The default prompt provided by Llamaindex works quite well, but you can almost certainly do better. 

1. The cells below will change the default prompt to one that works better with the default content. Read that updated prompt and suggest two reasons why it might perform better the default prompt (refer back to the prompt engineering assignment).
2. Update the alternative prompt to better match the topic and goals of your RAG solution, and update the query_engine with the cells that follow. Then rerun the tests and experiment further to improve your prompt. It will help to look at the output for specific queries, to get a deeper sense of the changes driven by your prompt.
3. What are the final test metrics that you are getting for you configuration? 

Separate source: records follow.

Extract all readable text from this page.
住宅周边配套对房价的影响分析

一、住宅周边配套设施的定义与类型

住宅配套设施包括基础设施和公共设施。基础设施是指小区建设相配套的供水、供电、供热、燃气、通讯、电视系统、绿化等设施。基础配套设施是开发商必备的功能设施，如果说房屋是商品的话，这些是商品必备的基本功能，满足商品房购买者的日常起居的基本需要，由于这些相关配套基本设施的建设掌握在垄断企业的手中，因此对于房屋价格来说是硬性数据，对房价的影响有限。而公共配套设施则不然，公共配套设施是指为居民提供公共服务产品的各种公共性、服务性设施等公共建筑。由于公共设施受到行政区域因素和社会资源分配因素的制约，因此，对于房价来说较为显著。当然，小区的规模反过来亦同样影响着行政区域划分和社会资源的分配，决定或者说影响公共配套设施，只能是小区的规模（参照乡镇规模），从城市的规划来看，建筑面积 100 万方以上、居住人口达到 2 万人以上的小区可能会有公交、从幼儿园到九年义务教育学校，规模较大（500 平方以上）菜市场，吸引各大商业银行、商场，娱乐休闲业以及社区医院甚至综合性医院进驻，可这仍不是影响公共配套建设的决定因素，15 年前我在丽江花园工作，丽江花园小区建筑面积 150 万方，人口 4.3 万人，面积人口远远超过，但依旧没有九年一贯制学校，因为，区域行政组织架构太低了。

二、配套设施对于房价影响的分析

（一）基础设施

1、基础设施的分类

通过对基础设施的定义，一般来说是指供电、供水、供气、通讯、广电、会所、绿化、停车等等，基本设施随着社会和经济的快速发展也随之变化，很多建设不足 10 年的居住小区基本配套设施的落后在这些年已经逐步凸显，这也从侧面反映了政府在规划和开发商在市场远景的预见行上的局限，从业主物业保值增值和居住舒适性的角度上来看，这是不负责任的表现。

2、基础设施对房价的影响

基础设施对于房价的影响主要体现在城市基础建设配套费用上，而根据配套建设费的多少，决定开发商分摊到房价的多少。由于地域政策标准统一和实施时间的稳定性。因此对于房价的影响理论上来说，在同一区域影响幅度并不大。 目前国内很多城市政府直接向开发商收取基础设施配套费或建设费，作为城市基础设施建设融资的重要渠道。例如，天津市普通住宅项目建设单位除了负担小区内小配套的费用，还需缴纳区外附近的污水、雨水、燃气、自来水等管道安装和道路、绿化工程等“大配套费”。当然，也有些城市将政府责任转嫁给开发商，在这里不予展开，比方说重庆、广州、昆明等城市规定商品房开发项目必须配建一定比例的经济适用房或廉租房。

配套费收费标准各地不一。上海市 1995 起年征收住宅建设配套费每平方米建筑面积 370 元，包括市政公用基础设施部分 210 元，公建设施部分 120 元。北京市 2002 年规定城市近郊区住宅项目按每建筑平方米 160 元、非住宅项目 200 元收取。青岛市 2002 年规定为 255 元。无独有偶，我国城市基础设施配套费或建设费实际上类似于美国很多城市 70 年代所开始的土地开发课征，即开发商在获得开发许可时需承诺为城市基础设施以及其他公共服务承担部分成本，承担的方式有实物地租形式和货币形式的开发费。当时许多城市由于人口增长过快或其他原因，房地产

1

### Take a look at the default prompt

In [None]:
from llama_index.core import PromptTemplate

In [None]:
# define prompt viewing function for the prompt we care about
prompt_template_key = "response_synthesizer:text_qa_template"

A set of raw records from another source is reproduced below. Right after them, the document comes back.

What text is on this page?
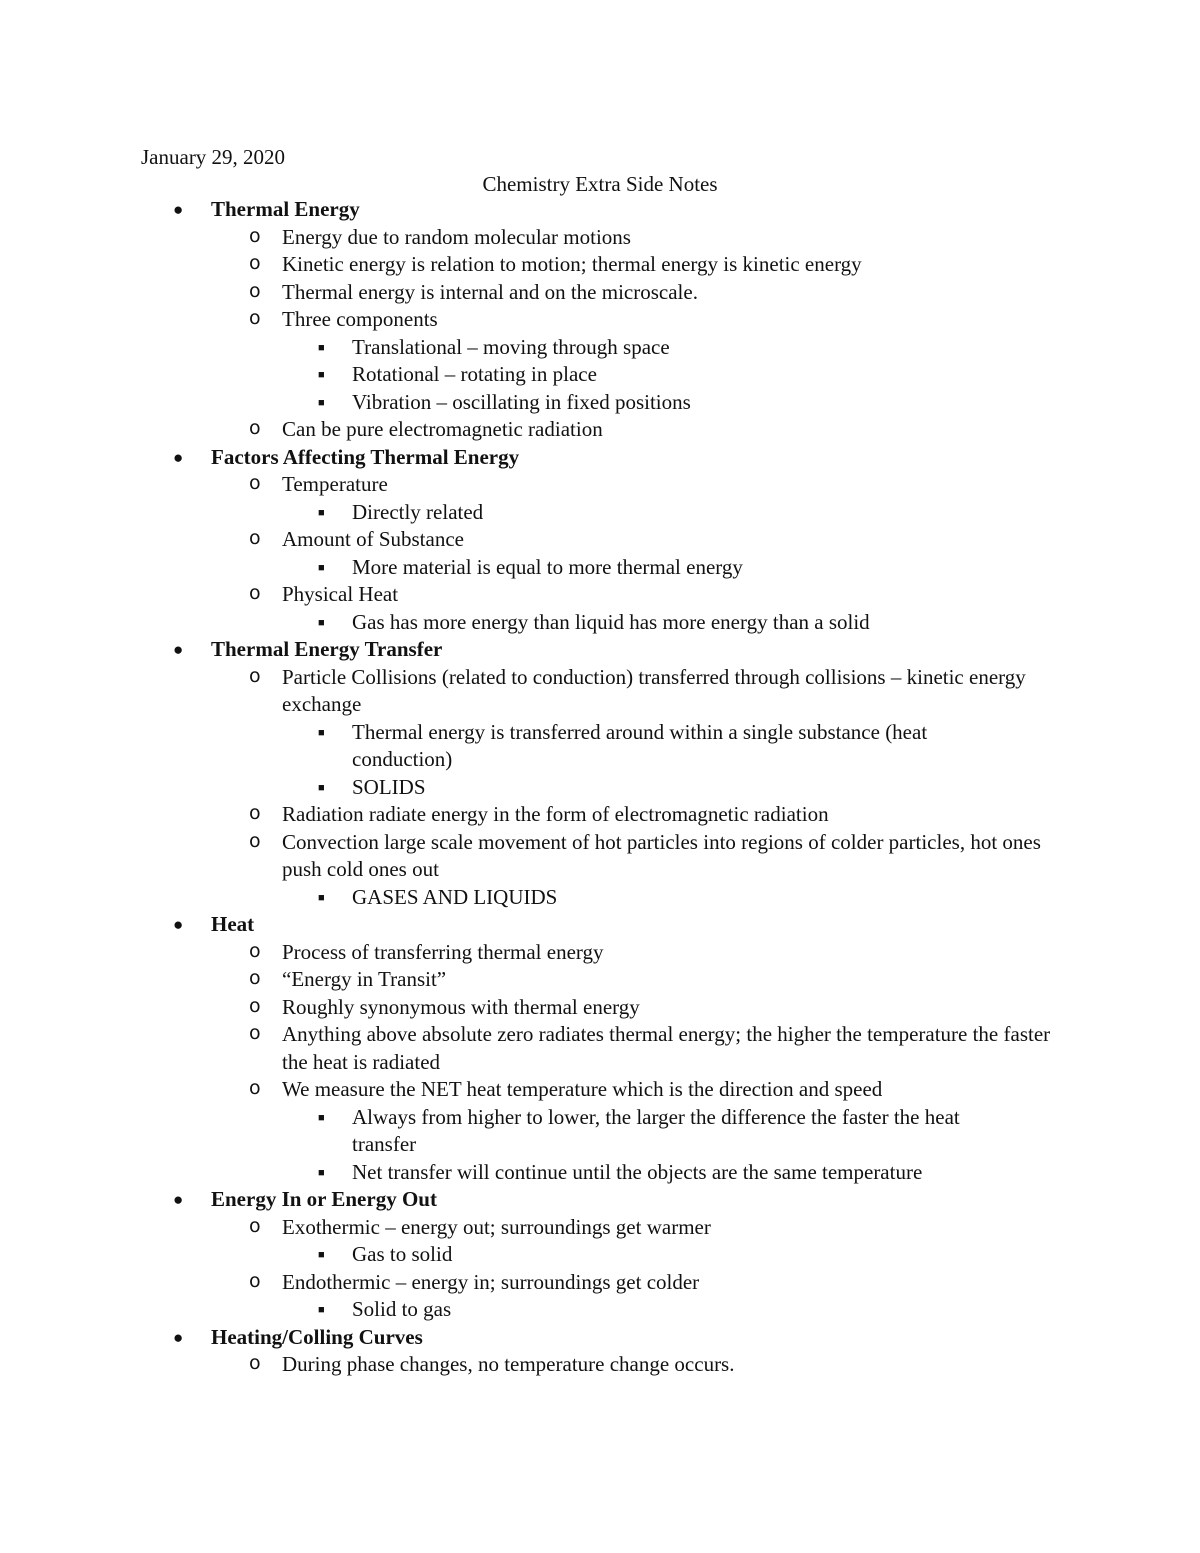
January 29, 2020
Chemistry Extra Side Notes
● Thermal Energy
o Energy due to random molecular motions
o Kinetic energy is relation to motion; thermal energy is kinetic energy
o Thermal energy is internal and on the microscale.
o Three components
■ Translational – moving through space
■ Rotational – rotating in place
■ Vibration – oscillating in fixed positions
o Can be pure electromagnetic radiation
● Factors Affecting Thermal Energy
o Temperature
■ Directly related
o Amount of Substance
■ More material is equal to more thermal energy
o Physical Heat
■ Gas has more energy than liquid has more energy than a solid
● Thermal Energy Transfer
o Particle Collisions (related to conduction) transferred through collisions – kinetic energy exchange
■ Thermal energy is transferred around within a single substance (heat conduction)
■ SOLIDS
o Radiation radiate energy in the form of electromagnetic radiation
o Convection large scale movement of hot particles into regions of colder particles, hot ones push cold ones out
■ GASES AND LIQUIDS
● Heat
o Process of transferring thermal energy
o “Energy in Transit”
o Roughly synonymous with thermal energy
o Anything above absolute zero radiates thermal energy; the higher the temperature the faster the heat is radiated
o We measure the NET heat temperature which is the direction and speed
■ Always from higher to lower, the larger the difference the faster the heat transfer
■ Net transfer will continue until the objects are the same temperature
● Energy In or Energy Out
o Exothermic – energy out; surroundings get warmer
■ Gas to solid
o Endothermic – energy in; surroundings get colder
■ Solid to gas
● Heating/Colling Curves
o During phase changes, no temperature change occurs.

def get_response_synthesizer_text_qa_prompt(prompts_dict):
    for k, p in prompts_dict.items():
        if k == "response_synthesizer:text_qa_template":
            return p.get_template()

In [None]:
default_prompt = get_response_synthesizer_text_qa_prompt(query_engine.get_prompts())
print(default_prompt)

In [None]:
example_query="""Based on Paul Graham's experience, why did he initially lose interest in studying philosophy
and switch to AI in college?"""

In [None]:
response = query_engine.query(example_query)
print(response)

In [None]:
# Example alternate prompt

# The objective being, for this example, to get a more concise and clear answer
new_text_qa_prompt_str = (
    "You are an expert at book editor.\n"
    "Your task is to answer readers questions on the given information context,"
    "in a clear, consise and friendly, manner, in two or three sentences.\n"
    "If the answer to their question is not available from the context,"
    "reply that the question cannot be answered given the information that you have."
    "Output the answer directly without a preamble,"
    "(e.g. without saying `Based on the context,` or similar)."
    "<context>\n"
    "{context_str}\n"
    "</context>\n"
    "Given the context and not prior knowledge, "
    "Query: {query_str}\n"
    "Answer: "
)


In [None]:
# update the qa_prompt to the new prompt

query_engine.update_prompts(
    {prompt_template_key: PromptTemplate(new_text_qa_prompt_str)}
)

In [None]:
response = query_engine.query(example_query)
print(response)

**Note** Once you have updated the query_engine with your prompt then re-run the tests

----

-----
# Assignment Task #4: Wrapping Up

1. Do you think your customer would be satisified with the results? If there were not, what would you offer to do? 
2. We have been testing using 3 of the available end to end RAG evaluation methods supported by Llamaindex, which one or two might you also include for you customer, and why?
3. In two or three sentences, note how you might further experiment and improve your RAG pipeline, if your customer gave you more money to make it better.

## The following assignment tasks are completely optional 
The follow tasks are intended for students who want to dive deeper. They are more open ended and require changing and augmenting the code share above.

**Optional Task 1** Configure the query_engine to use an LLM from another LLM service provider and re-run the tests.

You may be able to reduce the sleep_number for throttling to speed up your testing, depending on the LLM service


**Optional Task 2** Add a reranking capability to the query engine

Adding an LLM Reranker to the query engine only requires a few lines of code and will increase you solution accuracy while reducing inference costs.